Tantangan terhadap demokrasi di Korea Selatan dan Amerika

Contoh di Korea Selatan dan Amerika mempunyai perbedaan yang jelas. Serangan terhadap US Capitol empat tahun lalu merupakan upaya untuk melakukan hal tersebut menggulingkan hasil pemilu. Keputusan darurat militer Yoon bertujuan untuk melanggar perlawanan parlemen yang dikuasai oposisi.

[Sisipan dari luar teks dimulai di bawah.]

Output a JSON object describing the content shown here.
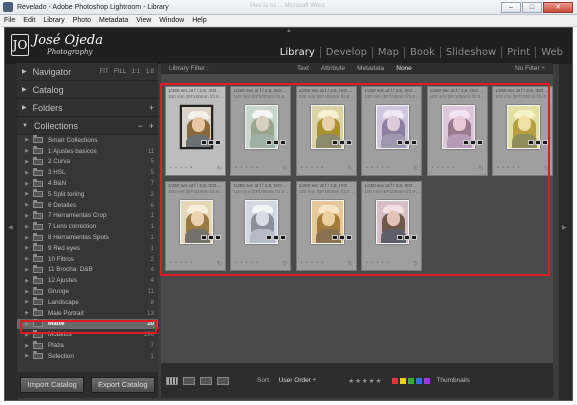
{
  "window": {
    "title": "Revelado - Adobe Photoshop Lightroom - Library",
    "faded_title": "Plex la mi ... Microsoft Word",
    "minimize": "–",
    "maximize": "□",
    "close": "✕"
  },
  "menu": [
    "File",
    "Edit",
    "Library",
    "Photo",
    "Metadata",
    "View",
    "Window",
    "Help"
  ],
  "logo": {
    "name": "José Ojeda",
    "sub": "Photography",
    "mark": "JO"
  },
  "modules": [
    {
      "label": "Library",
      "active": true
    },
    {
      "label": "Develop",
      "active": false
    },
    {
      "label": "Map",
      "active": false
    },
    {
      "label": "Book",
      "active": false
    },
    {
      "label": "Slideshow",
      "active": false
    },
    {
      "label": "Print",
      "active": false
    },
    {
      "label": "Web",
      "active": false
    }
  ],
  "left_panel": {
    "navigator": {
      "label": "Navigator",
      "options": [
        "FIT",
        "FILL",
        "1:1",
        "1:8"
      ]
    },
    "catalog": {
      "label": "Catalog"
    },
    "folders": {
      "label": "Folders",
      "plus": "+"
    },
    "collections": {
      "label": "Collections",
      "minus": "−",
      "plus": "+"
    },
    "items": [
      {
        "label": "Smart Collections",
        "count": ""
      },
      {
        "label": "1 Ajustes basicos",
        "count": "11"
      },
      {
        "label": "2 Curva",
        "count": "5"
      },
      {
        "label": "3 HSL",
        "count": "5"
      },
      {
        "label": "4 B&N",
        "count": "7"
      },
      {
        "label": "5 Split toning",
        "count": "2"
      },
      {
        "label": "6 Detalles",
        "count": "6"
      },
      {
        "label": "7 Herramientas Crop",
        "count": "1"
      },
      {
        "label": "7 Lens correction",
        "count": "1"
      },
      {
        "label": "8 Herramientas Spots",
        "count": "1"
      },
      {
        "label": "9 Red eyes",
        "count": "1"
      },
      {
        "label": "10 Filtros",
        "count": "2"
      },
      {
        "label": "11 Brocha: D&B",
        "count": "4"
      },
      {
        "label": "12 Ajustes",
        "count": "4"
      },
      {
        "label": "Grunge",
        "count": "11"
      },
      {
        "label": "Landscape",
        "count": "8"
      },
      {
        "label": "Male Portrait",
        "count": "13"
      },
      {
        "label": "Matte",
        "count": "10"
      },
      {
        "label": "Modelos",
        "count": "196"
      },
      {
        "label": "Plaza",
        "count": "7"
      },
      {
        "label": "Selection",
        "count": "1"
      }
    ],
    "selected_index": 17,
    "import_button": "Import Catalog",
    "export_button": "Export Catalog"
  },
  "filter_bar": {
    "label": "Library Filter :",
    "options": [
      {
        "label": "Text",
        "active": false
      },
      {
        "label": "Attribute",
        "active": false
      },
      {
        "label": "Metadata",
        "active": false
      },
      {
        "label": "None",
        "active": true
      }
    ],
    "no_filter": "No Filter ÷"
  },
  "grid": {
    "info_line1": "1/250 sec at f / 2,8, ISO ...",
    "info_line2": "100 mm (EF100mm f/2.8 ...",
    "stars": "• • • • •",
    "rotate": "↻",
    "cells": [
      {
        "tint": "#d8d2c8",
        "hat": "#f4f1ea",
        "hair": "#8a6a3c",
        "skin": "#e8c7a5",
        "body": "#6a6f74"
      },
      {
        "tint": "#c9d6cd",
        "hat": "#f3f6f3",
        "hair": "#9aa68f",
        "skin": "#d8cfc2",
        "body": "#9fb0a7"
      },
      {
        "tint": "#d9d3a6",
        "hat": "#f6f0d4",
        "hair": "#a8912e",
        "skin": "#e5d1a7",
        "body": "#8b8a6a"
      },
      {
        "tint": "#cfc6dd",
        "hat": "#efe9f6",
        "hair": "#8e7f9e",
        "skin": "#dccbd9",
        "body": "#9e98b0"
      },
      {
        "tint": "#dcc6d9",
        "hat": "#f4e4f1",
        "hair": "#9a7a8f",
        "skin": "#e8c9d8",
        "body": "#b79ab8"
      },
      {
        "tint": "#e3dfa3",
        "hat": "#f6f2c8",
        "hair": "#b3a040",
        "skin": "#efe0a8",
        "body": "#8f8c5c"
      },
      {
        "tint": "#e4d7b8",
        "hat": "#f7eedc",
        "hair": "#9b7a42",
        "skin": "#ecd3b0",
        "body": "#74716b"
      },
      {
        "tint": "#d3d8e0",
        "hat": "#f3f5f8",
        "hair": "#8a8f9a",
        "skin": "#dadde3",
        "body": "#b5bac5"
      },
      {
        "tint": "#e6c99a",
        "hat": "#f7e6c5",
        "hair": "#a47a3e",
        "skin": "#efcf9f",
        "body": "#8a7250"
      },
      {
        "tint": "#d6c0c8",
        "hat": "#f1dfe4",
        "hair": "#6e5a4a",
        "skin": "#e2c3b6",
        "body": "#5f5f6a"
      }
    ]
  },
  "toolbar": {
    "sort_label": "Sort:",
    "sort_value": "User Order ÷",
    "stars": "★★★★★",
    "swatches": [
      "#d83a3a",
      "#e6cf2a",
      "#3cae3c",
      "#3a6ed8",
      "#9a3ad8"
    ],
    "thumbnails_label": "Thumbnails"
  }
}
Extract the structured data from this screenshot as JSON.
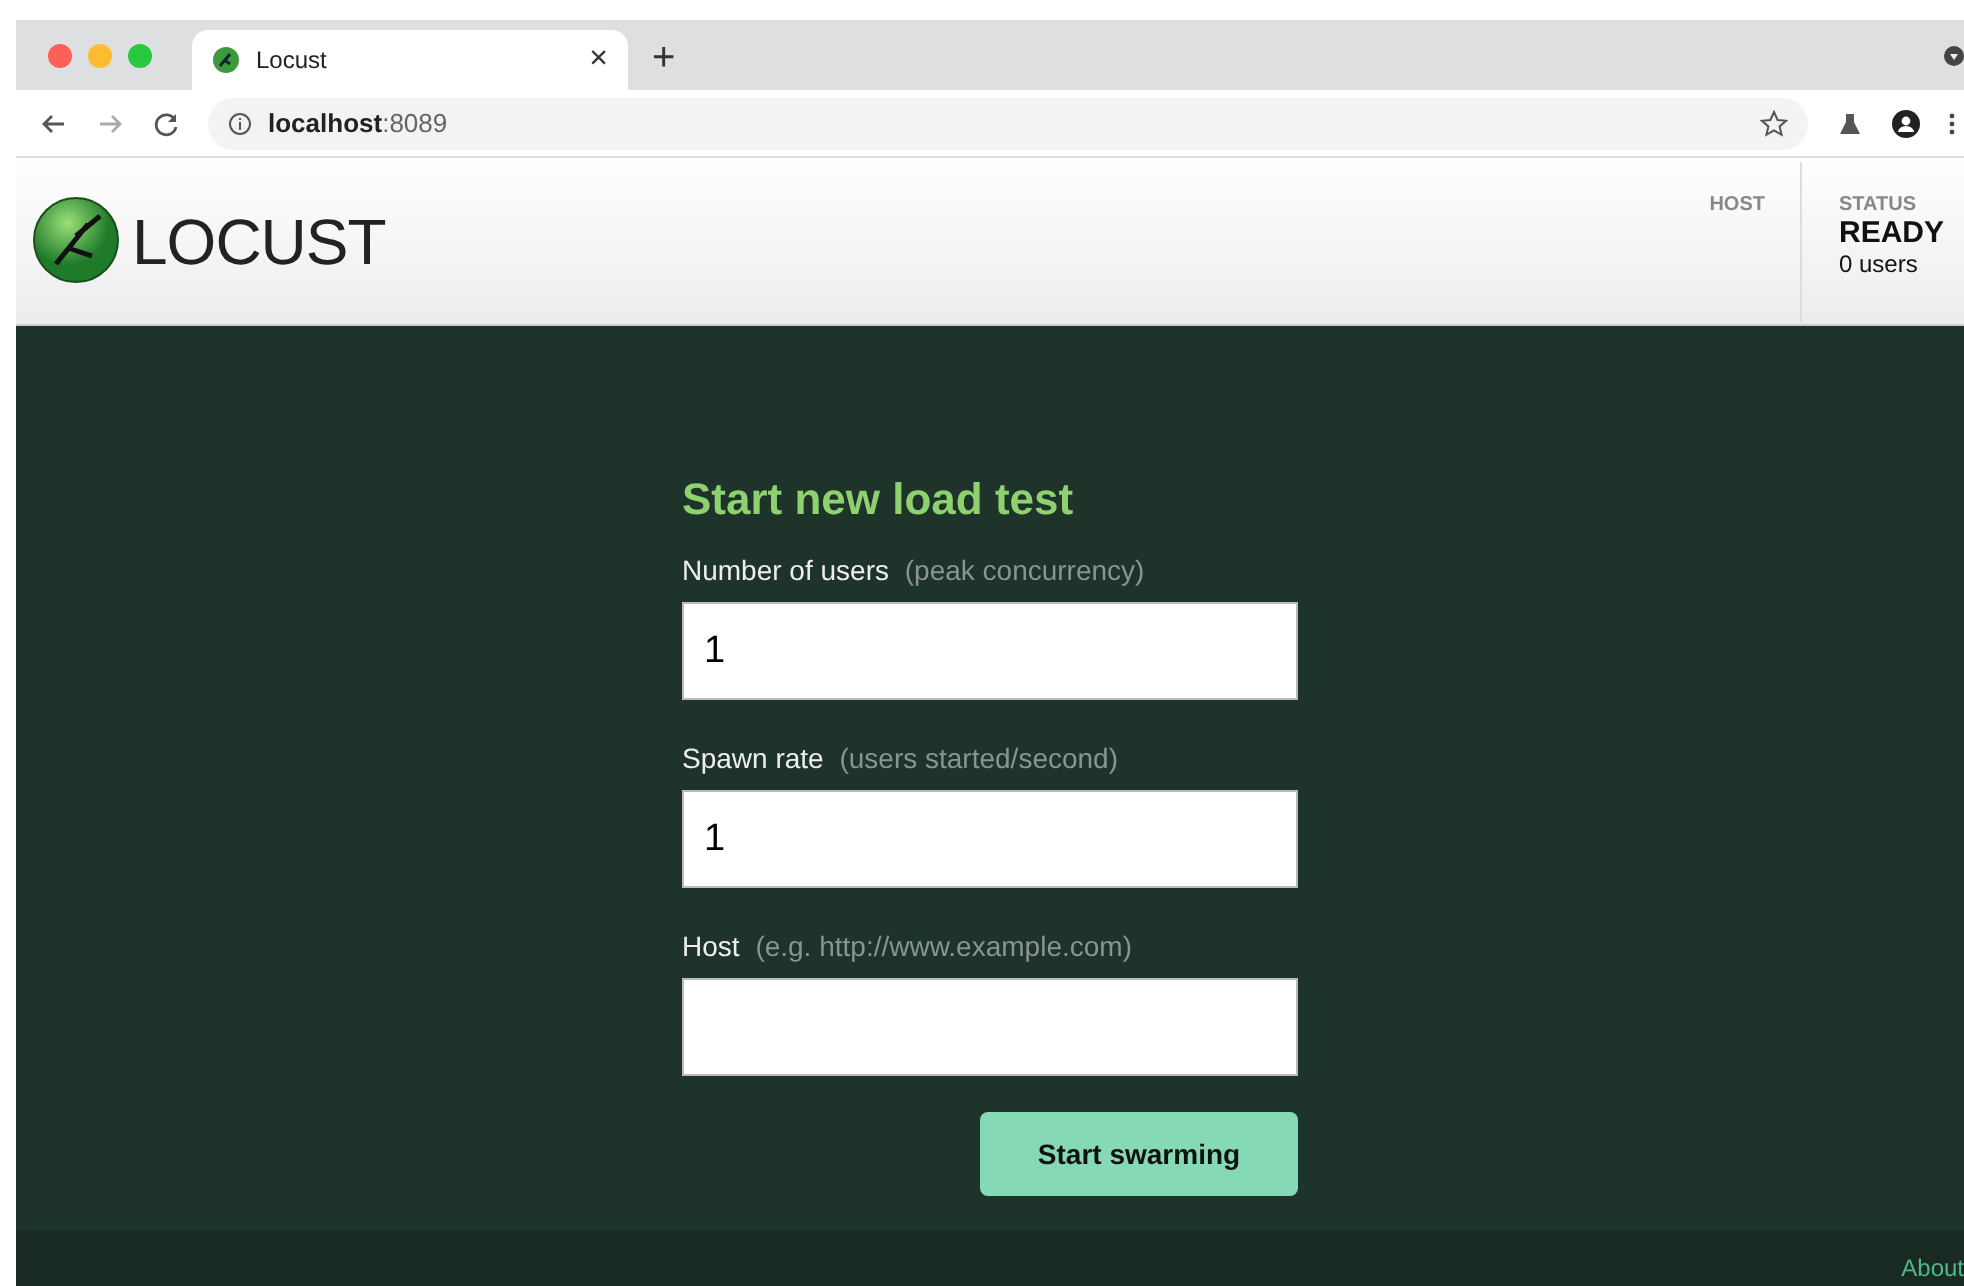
{
  "browser": {
    "tab": {
      "title": "Locust"
    },
    "new_tab": "+",
    "tab_close": "×",
    "address": {
      "host": "localhost",
      "port": ":8089"
    }
  },
  "header": {
    "logo_text": "LOCUST",
    "host": {
      "label": "HOST"
    },
    "status": {
      "label": "STATUS",
      "value": "READY",
      "users": "0 users"
    }
  },
  "form": {
    "title": "Start new load test",
    "fields": [
      {
        "label": "Number of users",
        "hint": "(peak concurrency)",
        "value": "1"
      },
      {
        "label": "Spawn rate",
        "hint": "(users started/second)",
        "value": "1"
      },
      {
        "label": "Host",
        "hint": "(e.g. http://www.example.com)"
      }
    ],
    "submit": "Start swarming"
  },
  "footer": {
    "link": "About"
  }
}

Namun “fitur penting dari tindakan tersebut serupa,” bantahnya Aurel Croissantseorang ilmuwan politik di Universitas Heidelberg di Jerman. Dia mengatakan kedua momen tersebut merupakan upaya eksekutif yang sedang menjabat “untuk mencegah cabang pemerintahan lain menjalankan tugas konstitusionalnya dan meminta pertanggungjawaban pemerintah.”

Para ilmuwan politik menyebut hal ini sebagai “kudeta mandiri”.

“Pernyataan darurat militer di Korea Selatan adalah contoh nyata dari kudeta yang dilakukan sendiri,” kata Croissant, dan banyak yang melihat pemberontakan pada 6 Januari di Amerika Serikat sebagai salah satu contohnya. juga.

Bagi banyak warga Korea Selatan, pengalaman mereka tentu saja membuat perbandingan dengan serangan Capitol di AS. Itu termasuk pemakzulan Presiden Yoon, yang berdebat bahwa ia harus menikmati kekebalan mutlak yang sama dari tuntutan pidana atas tindakan resminya seperti yang dikonfirmasi oleh Mahkamah Agung untuk presiden AS tahun lalu.

Hukum Korea Selatan memang memberikan kekebalan kepada presiden dari penuntutan, kecuali atas tuduhan pemberontakan atau pengkhianatan. Yoon dituduh melakukan pemberontakan.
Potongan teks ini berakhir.